O Luar do Sil, Godello, la uva reina de Valdeorras

O Luar do Sil

El vino O Luar do Sil Godello es una elaboración de la familia Rodero Villa, los de la bodega Pago de los Capellanes. Después de pasarse un montón de años haciendo vinazos tintos en Pedrosa de Duero, decidieron que era el momento de hacer blancos a la altura de sus tintos. Para ello, buscaron una zona con tradición, variedades muy suyas y capaz de dar vinos complejos. Con esta, se encontraron en Seadur (Ourense), en medio de Galicia, dentro de la D.O. Valdeorras, una zona privilegiada bañada por el río Sil. Se trata de un lugar ideal para la viticultura y con una variedad autóctona muy suya y potente, la Godello.

Ya tenían lo que buscaban. Así que, después de analizarlo bien, se liaron la manta a la cabeza para montar una bodega en la zona. La llamaron “O Luar do Sil”, que vendría a traducirse en algo como “La luz de la luna en el Sil» (el río gallego que lleva el agua mientras el Miño se lleva la fama). Total, entre el terruño, la variedad y su oficio, esta familia ha parido un vinazo más, en este caso, blanco.

O Luar do Sil Godello es un blanco 100% Godello de la DO Valdeorras

La vinificación es sencilla. Recolectan la uva, en la bodega la bajan de temperatura, la dejan 4 horas macerando, prensan y directo al depósito a fermentar. Al terminar la fermentación, lo separan de las lías, lo dejan reposar un poco y a la botella. Con una vinificación así, te encuentras un blanco que puedes guardar uno o dos años sin que se estropee…

O Luar do Sil

El color és el de los Godellos, amarillo oro, subidito de tono. Al verterlo en la copa, empieza a soltar aromas que se mezclan entre fruta verde, flores y recuerdos tropicales. Tiene un toque bien afrutado, aunque nada, nada empalagoso, todo lo contrario.

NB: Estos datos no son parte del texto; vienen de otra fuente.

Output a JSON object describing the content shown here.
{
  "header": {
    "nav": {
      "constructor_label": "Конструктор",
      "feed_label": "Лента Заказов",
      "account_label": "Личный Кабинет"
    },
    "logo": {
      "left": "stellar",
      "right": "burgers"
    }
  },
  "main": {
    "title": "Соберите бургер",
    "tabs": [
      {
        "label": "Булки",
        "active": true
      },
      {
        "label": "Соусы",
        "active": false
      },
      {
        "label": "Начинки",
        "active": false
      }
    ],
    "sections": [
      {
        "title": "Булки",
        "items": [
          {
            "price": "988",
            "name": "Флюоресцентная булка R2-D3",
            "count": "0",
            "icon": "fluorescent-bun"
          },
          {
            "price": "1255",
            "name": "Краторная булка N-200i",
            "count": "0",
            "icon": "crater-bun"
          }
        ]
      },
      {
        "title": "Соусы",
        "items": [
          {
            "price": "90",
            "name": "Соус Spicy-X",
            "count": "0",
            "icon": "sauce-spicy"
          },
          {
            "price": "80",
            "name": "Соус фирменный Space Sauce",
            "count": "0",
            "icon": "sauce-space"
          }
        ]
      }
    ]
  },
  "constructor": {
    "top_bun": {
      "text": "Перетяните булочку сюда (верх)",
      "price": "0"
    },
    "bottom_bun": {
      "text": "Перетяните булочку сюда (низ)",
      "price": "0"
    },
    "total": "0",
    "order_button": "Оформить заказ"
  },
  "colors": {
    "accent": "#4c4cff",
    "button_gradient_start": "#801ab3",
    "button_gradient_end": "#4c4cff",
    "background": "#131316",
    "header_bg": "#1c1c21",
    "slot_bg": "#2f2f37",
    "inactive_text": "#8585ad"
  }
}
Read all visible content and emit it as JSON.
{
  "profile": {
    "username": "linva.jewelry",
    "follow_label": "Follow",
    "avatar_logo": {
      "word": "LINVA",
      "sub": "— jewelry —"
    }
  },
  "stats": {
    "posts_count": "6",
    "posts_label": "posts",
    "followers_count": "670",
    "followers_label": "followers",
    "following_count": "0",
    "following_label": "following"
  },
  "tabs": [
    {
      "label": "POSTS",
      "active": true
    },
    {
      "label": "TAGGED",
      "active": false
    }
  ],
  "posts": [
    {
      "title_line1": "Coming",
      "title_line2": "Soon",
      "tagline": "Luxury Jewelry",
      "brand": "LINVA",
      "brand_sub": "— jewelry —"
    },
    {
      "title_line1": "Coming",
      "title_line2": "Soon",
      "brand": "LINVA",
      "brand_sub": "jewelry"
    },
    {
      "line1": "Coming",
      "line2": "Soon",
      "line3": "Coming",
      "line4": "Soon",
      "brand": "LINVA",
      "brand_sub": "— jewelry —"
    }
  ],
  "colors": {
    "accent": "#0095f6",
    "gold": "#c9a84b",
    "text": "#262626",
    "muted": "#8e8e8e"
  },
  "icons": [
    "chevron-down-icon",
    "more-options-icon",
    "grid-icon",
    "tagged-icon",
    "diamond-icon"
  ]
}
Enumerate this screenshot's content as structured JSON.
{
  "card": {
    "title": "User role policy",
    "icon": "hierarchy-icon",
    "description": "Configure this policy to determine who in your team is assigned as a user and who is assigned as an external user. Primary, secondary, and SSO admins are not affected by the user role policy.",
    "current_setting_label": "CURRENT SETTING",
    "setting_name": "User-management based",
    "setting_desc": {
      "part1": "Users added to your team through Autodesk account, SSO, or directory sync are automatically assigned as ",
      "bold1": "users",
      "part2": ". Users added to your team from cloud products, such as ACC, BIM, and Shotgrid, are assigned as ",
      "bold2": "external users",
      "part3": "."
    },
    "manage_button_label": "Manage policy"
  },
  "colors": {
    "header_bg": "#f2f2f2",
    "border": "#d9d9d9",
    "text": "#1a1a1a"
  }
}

En el primer sorbo, te das cuenta de lo bien hecho que está. Un vino que equilibra acidez y alcohol, con el dulzor justo para contrarrestar la acidez.
O Luar do Sil Godello tiene cierto cuerpo (nada común en un blanco tan joven). Además, transmite un tacto espectacular, sedoso y redondo. Tiene más volumen de lo que podríamos esperar. Y, al final, recuerdos de fruta, minerales y un paso largo y agradable.

En resumen, se han juntado “el hambre y las ganas de comer”. Una familia con muchos años haciendo vinazos y una tierra que hace un montón de años que da frutos espectaculares… ¡Lo recomendamos!